Code shown during a speech in Las Vegas by SCO chief executive Darl McBride to demonstrate how SCO intellectual property has found its way in Linux is nothing but fist-pounding, according to the latest attack on SCO's tactics. Moreover, SCO's legal argument is attacked for containing an inherent contradiction.
The latest debunking of SCO's claims comes from Eben Moglen, professor of law at Columbia University Law School. Moglen, who is also general counsel of the Free Software Foundation, which developed the GNU General Public Licence under which Linux and much other open-source software is made available, accuses SCO of being a "shyster".
"There's a traditional definition of a shyster," says Moglen in his paper SCO: Without Fear and Without Research. "A lawyer who, when the law is against him, pounds on the facts; when the facts are against him, pounds on the law; and when both the facts and the law are against him, pounds on the table."

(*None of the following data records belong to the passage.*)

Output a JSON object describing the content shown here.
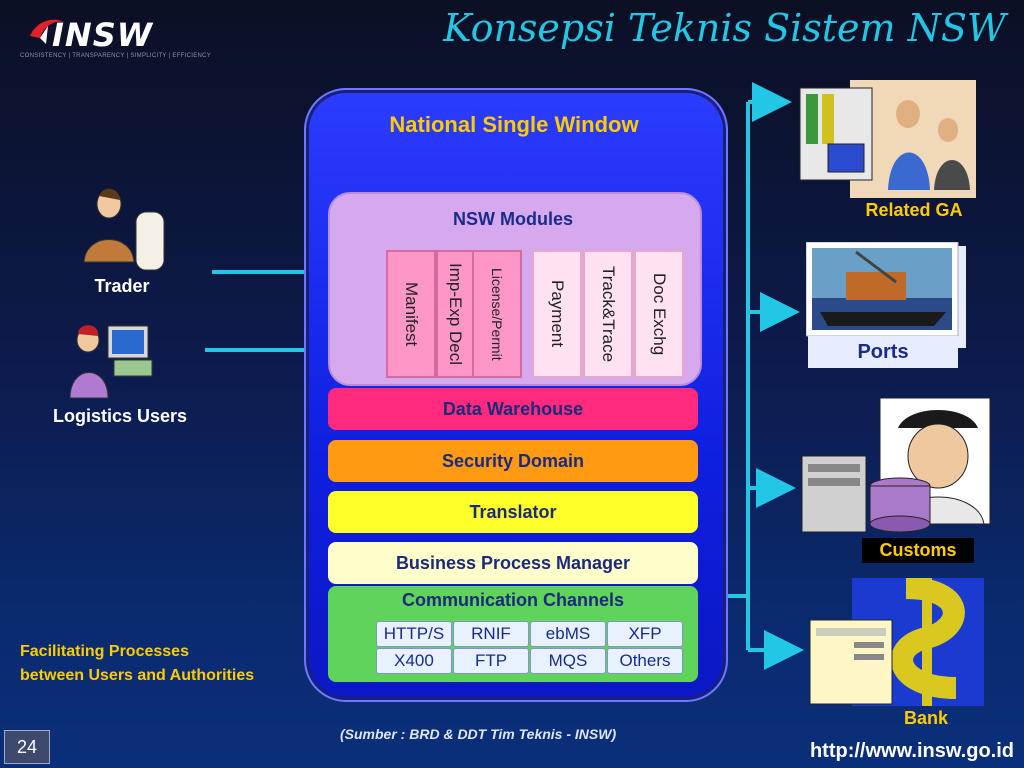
{
  "header": {
    "logo_text": "INSW",
    "logo_tagline": "CONSISTENCY | TRANSPARENCY | SIMPLICITY | EFFICIENCY",
    "title": "Konsepsi Teknis Sistem NSW"
  },
  "nsw": {
    "title": "National Single Window",
    "modules_title": "NSW Modules",
    "modules": [
      "Manifest",
      "Imp-Exp Decl",
      "License/Permit",
      "Payment",
      "Track&Trace",
      "Doc Exchg"
    ],
    "layers": [
      "Data Warehouse",
      "Security Domain",
      "Translator",
      "Business Process Manager"
    ],
    "layer_colors": [
      "#ff2a7e",
      "#ff9a12",
      "#ffff2a",
      "#ffffcc"
    ],
    "comm_title": "Communication Channels",
    "channels": [
      "HTTP/S",
      "RNIF",
      "ebMS",
      "XFP",
      "X400",
      "FTP",
      "MQS",
      "Others"
    ]
  },
  "left": {
    "trader_label": "Trader",
    "logistics_label": "Logistics Users",
    "facilitating_line1": "Facilitating Processes",
    "facilitating_line2": "between Users and Authorities"
  },
  "right": {
    "related_ga_label": "Related GA",
    "ports_label": "Ports",
    "customs_label": "Customs",
    "bank_label": "Bank"
  },
  "footer": {
    "slide_number": "24",
    "source": "(Sumber : BRD & DDT Tim Teknis - INSW)",
    "url": "http://www.insw.go.id"
  },
  "colors": {
    "accent_cyan": "#22c7e6",
    "accent_yellow": "#ffcc00"
  }
}
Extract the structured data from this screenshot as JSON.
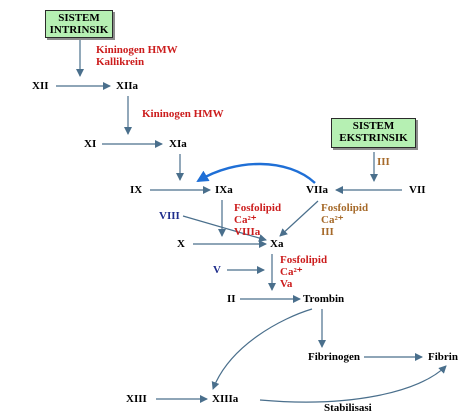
{
  "intrinsic_box": {
    "line1": "SISTEM",
    "line2": "INTRINSIK"
  },
  "extrinsic_box": {
    "line1": "SISTEM",
    "line2": "EKSTRINSIK"
  },
  "factors": {
    "xii": "XII",
    "xiia": "XIIa",
    "xi": "XI",
    "xia": "XIa",
    "ix": "IX",
    "ixa": "IXa",
    "viia": "VIIa",
    "vii": "VII",
    "viii": "VIII",
    "x": "X",
    "xa": "Xa",
    "v": "V",
    "ii": "II",
    "trombin": "Trombin",
    "fibrinogen": "Fibrinogen",
    "fibrin": "Fibrin",
    "xiii": "XIII",
    "xiiia": "XIIIa",
    "stabilisasi": "Stabilisasi",
    "iii": "III"
  },
  "cofactors": {
    "kininogen_hmw_1": "Kininogen HMW",
    "kallikrein": "Kallikrein",
    "kininogen_hmw_2": "Kininogen HMW",
    "ixa_fosfolipid": "Fosfolipid",
    "ixa_ca": "Ca²⁺",
    "ixa_viiia": "VIIIa",
    "viia_fosfolipid": "Fosfolipid",
    "viia_ca": "Ca²⁺",
    "viia_iii": "III",
    "xa_fosfolipid": "Fosfolipid",
    "xa_ca": "Ca²⁺",
    "xa_va": "Va"
  },
  "colors": {
    "box_fill": "#b6f0b3",
    "arrow": "#4a6f8c",
    "activation_arrow": "#1f6fd6",
    "red_text": "#cc1d1d",
    "blue_text": "#1f2d8c",
    "brown_text": "#a66a2a"
  }
}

According to Moglen's analysis, the SCO Group, by attempting "to increase its market value at the expense of free software developers, distributors and users through outlandish legal theories and unsubstantiated factual claims" has simply shown that the old saying hasn't lost its relevance.
McBride's presentation, delivered in Las Vegas on 18 August, suffered from a lack of research, according to Moglen, who says that the examples actually demonstrated that SCO's factual claims "were irresponsibly inflated".
Two examples showed code from Linux that was said to have been copied from SysV Unix. But Moglen contends that this code is not only the original work of Linux developer Jay Schulist, but that it was originally part of BSD Unix. Because it was copied, perfectly legally, into SCO's SysV Unix from BSD, says Moglen, the code in Linux and in SysV Unix have a common ancestry -- so SCO's "pattern-matching" search of the two code bases turned up an apparent example of copying. "SCO didn't do enough research to realise that the work they were claiming was infringed wasn't their own," he says.
A second example, says Moglen, relied on the same method of pattern matching "without ascertaining the actual history and copyright status of the work as to which it claimed ownership and infringement." Moglen contends that the C code that was shown was first incorporated in Unix Version 3, and was written in 1973. Although AT&T later claimed this code as its own, the company lost that claim because it had published the code without a copyright notice. The code was therefore in the public domain, says Moglen. "In 2002," he continues, "SCO's predecessor Caldera released this code again under a licence that permitted free copying and redistribution." Thus, says Moglen, SCO's second example was of code that in the public domain to begin with.
"With the facts running against them even when the facts were of their own choosing, it was unsurprising that after August SCO turned to the law," says Moglen, adding that the law is not on SCO's side either.
Moglen points out that SCO's legal situation contains an inherent contradiction. The problem, he says, lies on the one hand in SCO's demands that Linux users buy licences and on the other hand that it has brought trade secret claims against IBM. Because SCO continues to distribute Linux under the GPL, says Moglen, "it has therefore published its supposed trade secrets and copyrighted material, under a licence that gives everyone permission to copy, modify, and redistribute. If the GPL means what it says, SCO loses its trade secret lawsuit against IBM, and cannot carry out its threats against users of the Linux kernel."
But, he says, if the GPL is not a valid and effective copyright permission, "by what right is SCO distributing the copyrighted works of Linux's contributors, and the authors of all the other copyrighted software it currently purports to distribute under GPL?"
Gregory Blepp, vice president of SCOsource -- the IP licensing division within SCO – said he remained unimpressed by the paper. "This is just one more paper that tries to describe what apparently seems to be a defence for the open-source movement. To us from the first scan there is nothing particularly new and nothing that gives a new direction to our approach."
Furthermore, he said, it is important to understand that there are two quite separate legal issues: the breach-of-contract suit with IBM and the licensing issue for users of Linux. "We haven't in our claim against against IBM mentioned the word GPL. That and all following discussion were brought into the discussion by IBM and we are very well prepared to challenge it. In the coming weeks and months we will clarify that," said Blepp. "The case with users of Linux is completely different," he added. "Here, we are protecting our rights by going to the end user. We request that they accept a clear position and if that is not met we will likely to go the way of litigation."
Moglen's attack on SCO's legal argument echoes comments made by former Hewlett-Packard open-source strategist Bruce Perens, who published a damning analysis of the SCO case in August.